Bunun geçmişte de yaşandığını anımsatan Erdoğan, "Geçmişte de malum Ecevit o zaman yine bir bayan milletvekilimize, şimdi Malezya Büyükelçimiz, ona 'susturun bu kadını' diye hakaret etmişti. Şimdi dün de herhalde oradan ilhamla Grup Başkanvekilimiz Özlem hanıma 'susturun bu kadını' diyecek kadar ahlaksız, edepsiz bir şekilde davranan bir CHP'nin yetkilileri var. Kimse kusura bakmasın, biz bu ahlaksızlara, edepsizlere prim verecek durumda değiliz." diye konuştu.
Cumhurbaşkanı Erdoğan, sözlerini şöyle sürdürdü:
"Tüm grubumuzun, hele hele bir bayan milletvekilimize, bir bayan Grup Başkanvekilimize bu şekilde saldıracak olan ahlaksız, edepsizlere bu Parlamento içinde Parlamentonun gereken cevabı da vermesi lazım.

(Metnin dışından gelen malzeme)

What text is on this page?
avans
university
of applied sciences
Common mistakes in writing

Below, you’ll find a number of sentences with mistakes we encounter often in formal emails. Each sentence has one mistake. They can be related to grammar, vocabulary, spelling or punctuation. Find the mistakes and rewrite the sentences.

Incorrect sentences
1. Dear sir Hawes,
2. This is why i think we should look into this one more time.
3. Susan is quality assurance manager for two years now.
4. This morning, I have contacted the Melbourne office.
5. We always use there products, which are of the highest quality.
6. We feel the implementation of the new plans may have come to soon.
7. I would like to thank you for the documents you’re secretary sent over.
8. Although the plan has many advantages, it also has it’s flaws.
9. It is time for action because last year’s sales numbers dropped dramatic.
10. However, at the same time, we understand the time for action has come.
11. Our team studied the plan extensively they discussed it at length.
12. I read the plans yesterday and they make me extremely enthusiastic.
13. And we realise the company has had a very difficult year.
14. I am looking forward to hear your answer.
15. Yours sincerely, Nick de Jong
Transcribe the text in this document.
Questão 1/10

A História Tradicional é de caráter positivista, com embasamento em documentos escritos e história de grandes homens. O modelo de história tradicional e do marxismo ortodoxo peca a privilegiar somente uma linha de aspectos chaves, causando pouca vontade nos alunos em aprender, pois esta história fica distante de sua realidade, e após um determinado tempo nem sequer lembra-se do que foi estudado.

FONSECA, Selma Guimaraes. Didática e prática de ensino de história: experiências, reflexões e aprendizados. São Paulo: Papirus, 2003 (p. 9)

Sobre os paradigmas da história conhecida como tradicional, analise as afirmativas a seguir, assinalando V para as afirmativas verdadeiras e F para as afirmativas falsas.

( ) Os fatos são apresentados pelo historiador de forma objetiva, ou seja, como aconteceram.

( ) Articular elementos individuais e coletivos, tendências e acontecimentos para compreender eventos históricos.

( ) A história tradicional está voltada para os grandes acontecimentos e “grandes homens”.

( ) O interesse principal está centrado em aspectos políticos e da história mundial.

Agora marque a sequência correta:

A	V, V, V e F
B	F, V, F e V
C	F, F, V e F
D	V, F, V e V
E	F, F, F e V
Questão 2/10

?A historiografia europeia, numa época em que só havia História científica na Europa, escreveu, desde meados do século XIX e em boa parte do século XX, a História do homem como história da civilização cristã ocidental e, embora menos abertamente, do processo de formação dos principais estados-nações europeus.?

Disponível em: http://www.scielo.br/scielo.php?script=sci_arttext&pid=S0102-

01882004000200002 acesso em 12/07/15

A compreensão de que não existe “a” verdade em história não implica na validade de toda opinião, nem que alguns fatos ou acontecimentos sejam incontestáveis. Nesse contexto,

Ceza ise ceza vermesi lazım. Efendim işte 'Özür diledi.' Bıraksınlar bu işi. Bunlar öyle kuru özürle geçiştirilecek işler değil. Neyse Parlamentonun İçtüzüğündeki veya disiplindeki cezai müeyyideler bunların verilmesi lazım. Ve bu zatların yaptıkları ilk defa değil. Sürekli yaptıkları şeyler bunlar. Zaten bunların başkanları şahsıma, bir diğeri yine bir konuşmasında şahsıma yine bu Parlamentonun çatısı altında her türlü hakareti edepsizce yaptılar. Bunların edepsizlikleri karşısında artık susmak diye bir şey yok gereği neyse aynen bunlara cevabını vereceğiz."
- "Burası yol geçen hanı değil"
"Müslüman bir sokulduğu yerden bir daha sokulmaz. Bunu bileceğiz." diyen Erdoğan, grup başkanvekillerinin hukukunu tüm grup olarak en yüksek seviyede korumanın herkesin görevi olduğunun altını çizdi.

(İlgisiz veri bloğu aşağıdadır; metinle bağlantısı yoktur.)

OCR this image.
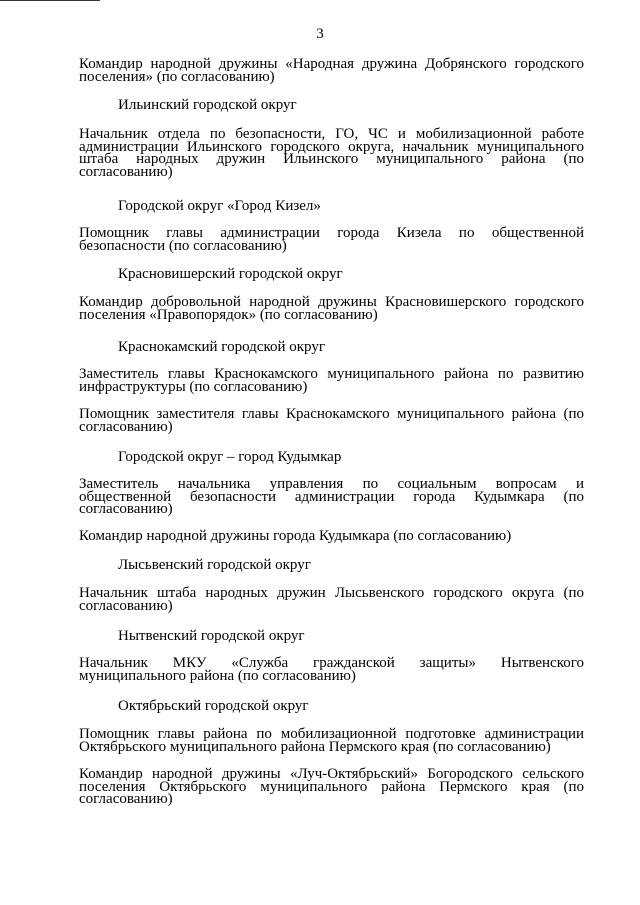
3
Командир народной дружины «Народная дружина Добрянского городского поселения» (по согласованию)
Ильинский городской округ
Начальник отдела по безопасности, ГО, ЧС и мобилизационной работе администрации Ильинского городского округа, начальник муниципального штаба народных дружин Ильинского муниципального района (по согласованию)
Городской округ «Город Кизел»
Помощник главы администрации города Кизела по общественной безопасности (по согласованию)
Красновишерский городской округ
Командир добровольной народной дружины Красновишерского городского поселения «Правопорядок» (по согласованию)
Краснокамский городской округ
Заместитель главы Краснокамского муниципального района по развитию инфраструктуры (по согласованию)
Помощник заместителя главы Краснокамского муниципального района (по согласованию)
Городской округ – город Кудымкар
Заместитель начальника управления по социальным вопросам и общественной безопасности администрации города Кудымкара (по согласованию)
Командир народной дружины города Кудымкара (по согласованию)
Лысьвенский городской округ
Начальник штаба народных дружин Лысьвенского городского округа (по согласованию)
Нытвенский городской округ
Начальник МКУ «Служба гражданской защиты» Нытвенского муниципального района (по согласованию)
Октябрьский городской округ
Помощник главы района по мобилизационной подготовке администрации Октябрьского муниципального района Пермского края (по согласованию)
Командир народной дружины «Луч-Октябрьский» Богородского сельского поселения Октябрьского муниципального района Пермского края (по согласованию)
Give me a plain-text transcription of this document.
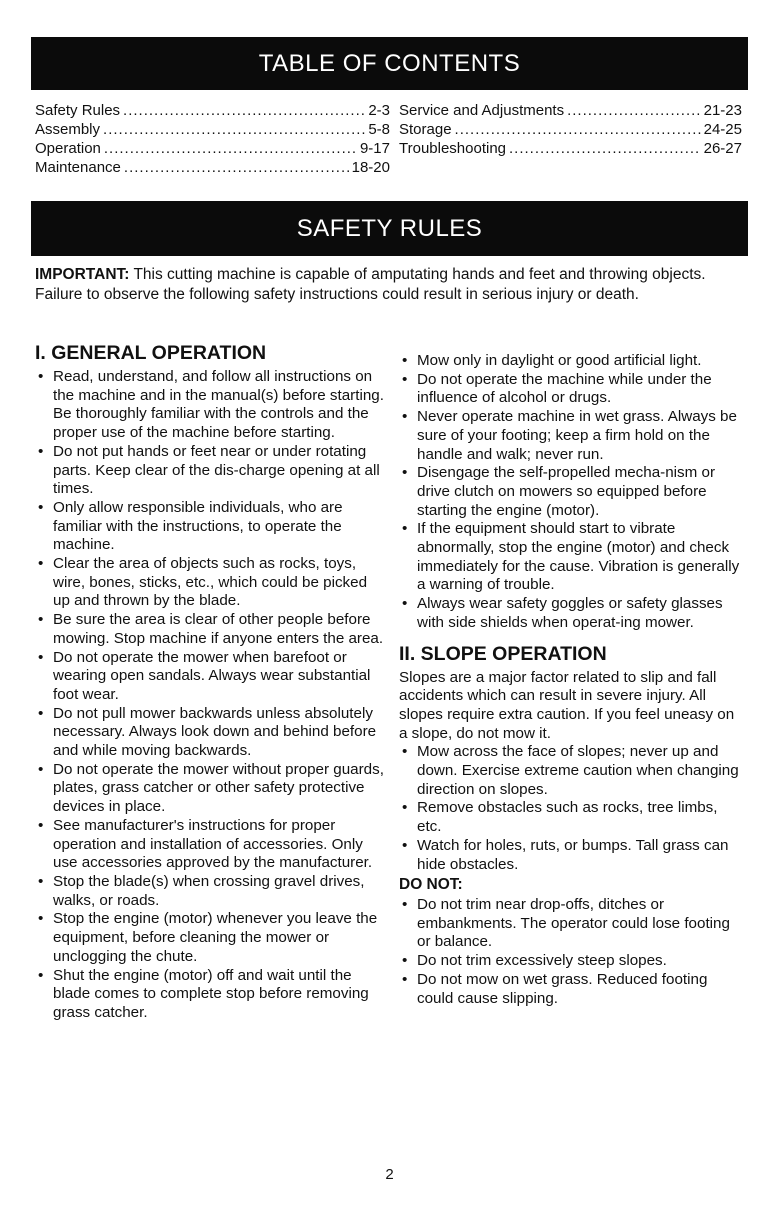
TABLE OF CONTENTS
Safety Rules .....	2-3
Assembly .....	5-8
Operation .....	9-17
Maintenance .....	18-20
Service and Adjustments .....	21-23
Storage .....	24-25
Troubleshooting .....	26-27
SAFETY RULES
IMPORTANT: This cutting machine is capable of amputating hands and feet and throwing objects. Failure to observe the following safety instructions could result in serious injury or death.
I. GENERAL OPERATION
• Read, understand, and follow all instructions on the machine and in the manual(s) before starting. Be thoroughly familiar with the controls and the proper use of the machine before starting.
• Do not put hands or feet near or under rotating parts. Keep clear of the dis-charge opening at all times.
• Only allow responsible individuals, who are familiar with the instructions, to operate the machine.
• Clear the area of objects such as rocks, toys, wire, bones, sticks, etc., which could be picked up and thrown by the blade.
• Be sure the area is clear of other people before mowing. Stop machine if anyone enters the area.
• Do not operate the mower when barefoot or wearing open sandals. Always wear substantial foot wear.
• Do not pull mower backwards unless absolutely necessary. Always look down and behind before and while moving backwards.
• Do not operate the mower without proper guards, plates, grass catcher or other safety protective devices in place.
• See manufacturer's instructions for proper operation and installation of accessories. Only use accessories approved by the manufacturer.
• Stop the blade(s) when crossing gravel drives, walks, or roads.
• Stop the engine (motor) whenever you leave the equipment, before cleaning the mower or unclogging the chute.
• Shut the engine (motor) off and wait until the blade comes to complete stop before removing grass catcher.
• Mow only in daylight or good artificial light.
• Do not operate the machine while under the influence of alcohol or drugs.
• Never operate machine in wet grass. Always be sure of your footing; keep a firm hold on the handle and walk; never run.
• Disengage the self-propelled mecha-nism or drive clutch on mowers so equipped before starting the engine (motor).
• If the equipment should start to vibrate abnormally, stop the engine (motor) and check immediately for the cause. Vibration is generally a warning of trouble.
• Always wear safety goggles or safety glasses with side shields when operat-ing mower.
II. SLOPE OPERATION

Slopes are a major factor related to slip and fall accidents which can result in severe injury. All slopes require extra caution. If you feel uneasy on a slope, do not mow it.

• Mow across the face of slopes; never up and down. Exercise extreme caution when changing direction on slopes.
• Remove obstacles such as rocks, tree limbs, etc.
• Watch for holes, ruts, or bumps. Tall grass can hide obstacles.
DO NOT:
• Do not trim near drop-offs, ditches or embankments. The operator could lose footing or balance.
• Do not trim excessively steep slopes.
• Do not mow on wet grass. Reduced footing could cause slipping.
2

Erdoğan, grupta olmadığı için olup bitenleri sonradan dinlediğini belirterek, "Burası yol geçen hanı değil, burası bir Parlamentodur. Dolayısıyla bu Parlamentonun içerisinde özellikle Grup Başkanvekili bir hanım kardeşimizin hukukunu sonuna kadar korumak bizim görevimizdir. Bu hastalıklı zihniyete rağmen biz güçlüyüz ve güçlenerek yolumuza devam diyoruz. Ülkemizi bunlara rağmen kalkındırıyoruz, kalkındırmaya da devam edeceğiz." şeklinde konuştu.

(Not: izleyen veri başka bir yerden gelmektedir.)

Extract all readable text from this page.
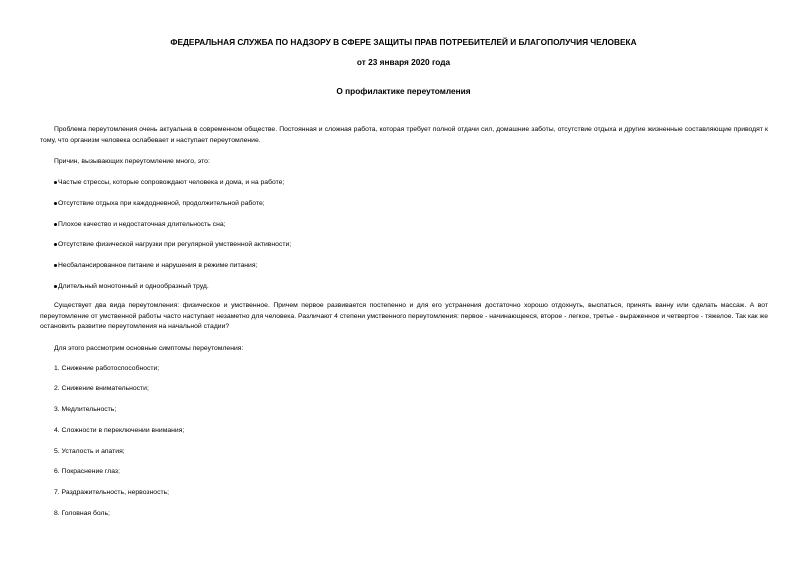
ФЕДЕРАЛЬНАЯ СЛУЖБА ПО НАДЗОРУ В СФЕРЕ ЗАЩИТЫ ПРАВ ПОТРЕБИТЕЛЕЙ И БЛАГОПОЛУЧИЯ ЧЕЛОВЕКА
от 23 января 2020 года
О профилактике переутомления
Проблема переутомления очень актуальна в современном обществе. Постоянная и сложная работа, которая требует полной отдачи сил, домашние заботы, отсутствие отдыха и другие жизненные составляющие приводят к тому, что организм человека ослабевает и наступает переутомление.
Причин, вызывающих переутомление много, это:
Частые стрессы, которые сопровождают человека и дома, и на работе;
Отсутствие отдыха при каждодневной, продолжительной работе;
Плохое качество и недостаточная длительность сна;
Отсутствие физической нагрузки при регулярной умственной активности;
Несбалансированное питание и нарушения в режиме питания;
Длительный монотонный и однообразный труд.
Существует два вида переутомления: физическое и умственное. Причем первое развивается постепенно и для его устранения достаточно хорошо отдохнуть, выспаться, принять ванну или сделать массаж. А вот переутомление от умственной работы часто наступает незаметно для человека. Различают 4 степени умственного переутомления: первое - начинающееся, второе - легкое, третье - выраженное и четвертое - тяжелое. Так как же остановить развитие переутомления на начальной стадии?
Для этого рассмотрим основные симптомы переутомления:
1. Снижение работоспособности;
2. Снижение внимательности;
3. Медлительность;
4. Сложности в переключении внимания;
5. Усталость и апатия;
6. Покраснение глаз;
7. Раздражительность, нервозность;
8. Головная боль;
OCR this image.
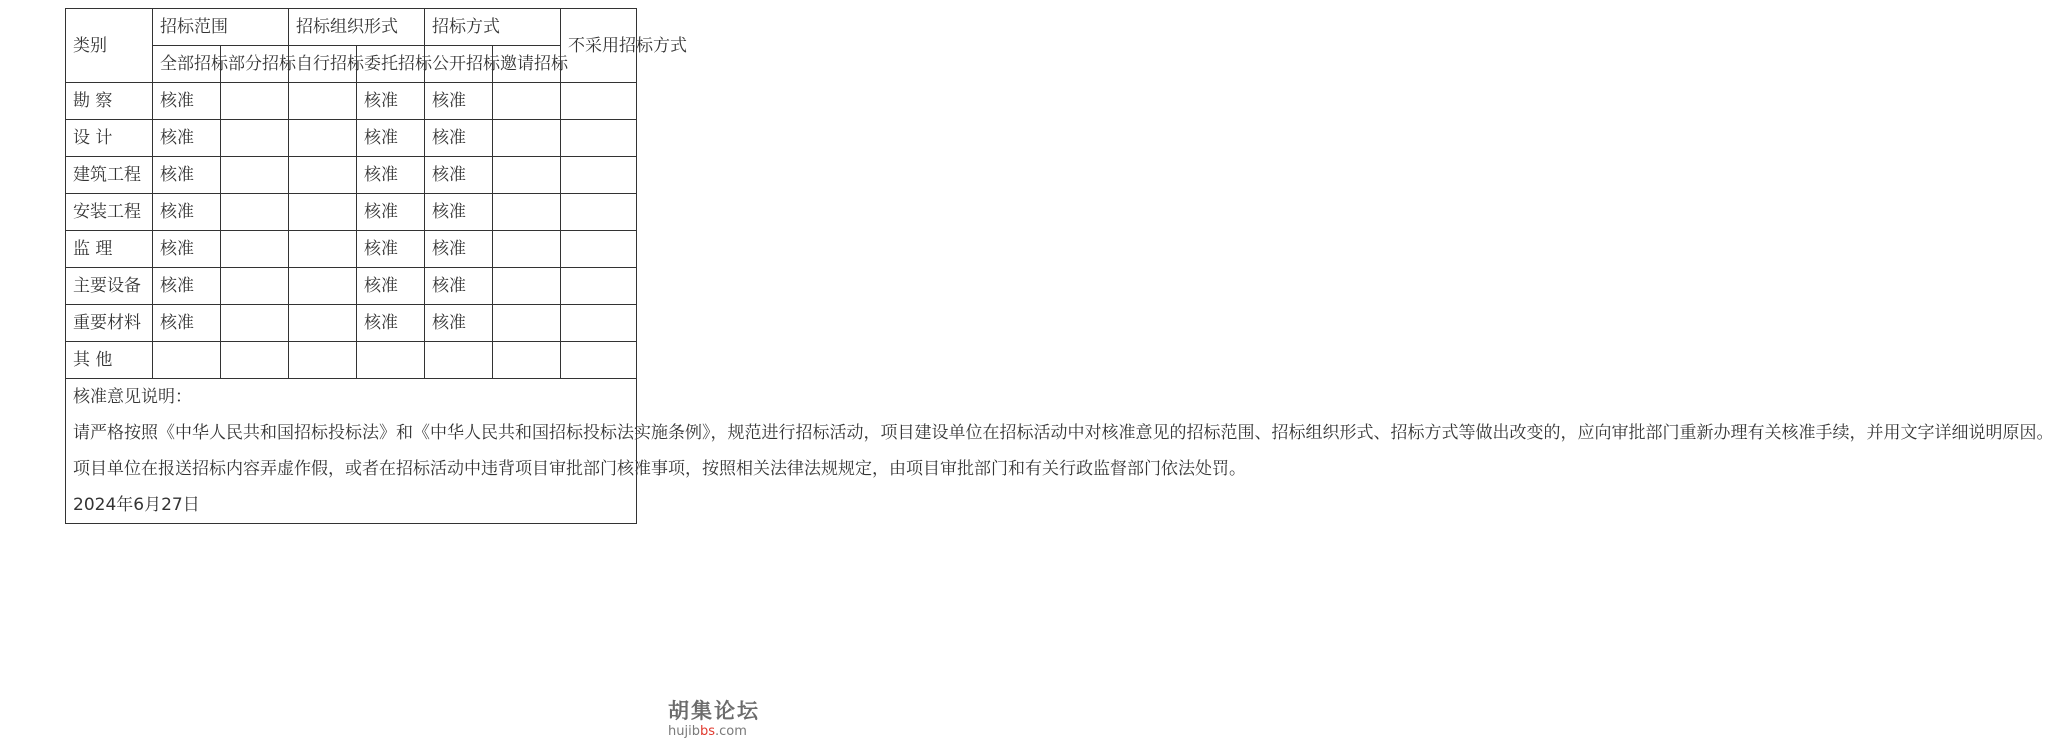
类别	招标范围		招标组织形式		招标方式		不采用招标方式
	全部招标	部分招标	自行招标	委托招标	公开招标	邀请招标	
勘 察	核准			核准	核准		
设 计	核准			核准	核准		
建筑工程	核准			核准	核准		
安装工程	核准			核准	核准		
监 理	核准			核准	核准		
主要设备	核准			核准	核准		
重要材料	核准			核准	核准		
其 他							

核准意见说明：

请严格按照《中华人民共和国招标投标法》和《中华人民共和国招标投标法实施条例》，规范进行招标活动，项目建设单位在招标活动中对核准意见的招标范围、招标组织形式、招标方式等做出改变的，应向审批部门重新办理有关核准手续，并用文字详细说明原因。

项目单位在报送招标内容弄虚作假，或者在招标活动中违背项目审批部门核准事项，按照相关法律法规规定，由项目审批部门和有关行政监督部门依法处罚。

2024年6月27日							

胡集论坛
hujibbs.com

Güvenlik meselesini, "olmazsa olmaz" şeklinde değerlendiren Erdoğan, şunları kaydetti:
"Bağımsızlığımızı korumanın yolu, sınırlarımız içinde ve dışında güçlü bir devlet olarak varlığımızı sürdürmemizden geçiyor. Bununla birlikte vatandaşlarımızın günlük hayatlarını ilgilendiren ekonomik konuları da asla ihmal etmiyoruz. Geçtiğimiz 17 yılda ülkemiz ekonomisini geliştirip büyüterek insanlarımızın hayat kalitesini yükselttik. Öyle ki biz hükümete geldiğimizde devlet vatandaşına borçluydu. Bay Kemal burayı iyi dinle, sen bu işlerden pek anlamazsın ama öğreteceğim sana da bunu. Devlet, 'zorunlu tasarruf' diyerek, 'konut edindirme yardımı' diyerek vatandaşından para kesmiş, ancak ne bunun gereğini yerine getirmiş ne de parayı geri ödemişti. Zorunlu tasarruf kesintileri 1 Nisan 1998 ve 2000 yılı Mayıs ayı arasında yapılmıştı. Memurlar ile 10 ve üzeri işçi çalıştıran iş yerleri, bu sisteme mecburi olarak dahil edilmişti. Sistemdeki kişi sayısı 10 milyonu buluyordu."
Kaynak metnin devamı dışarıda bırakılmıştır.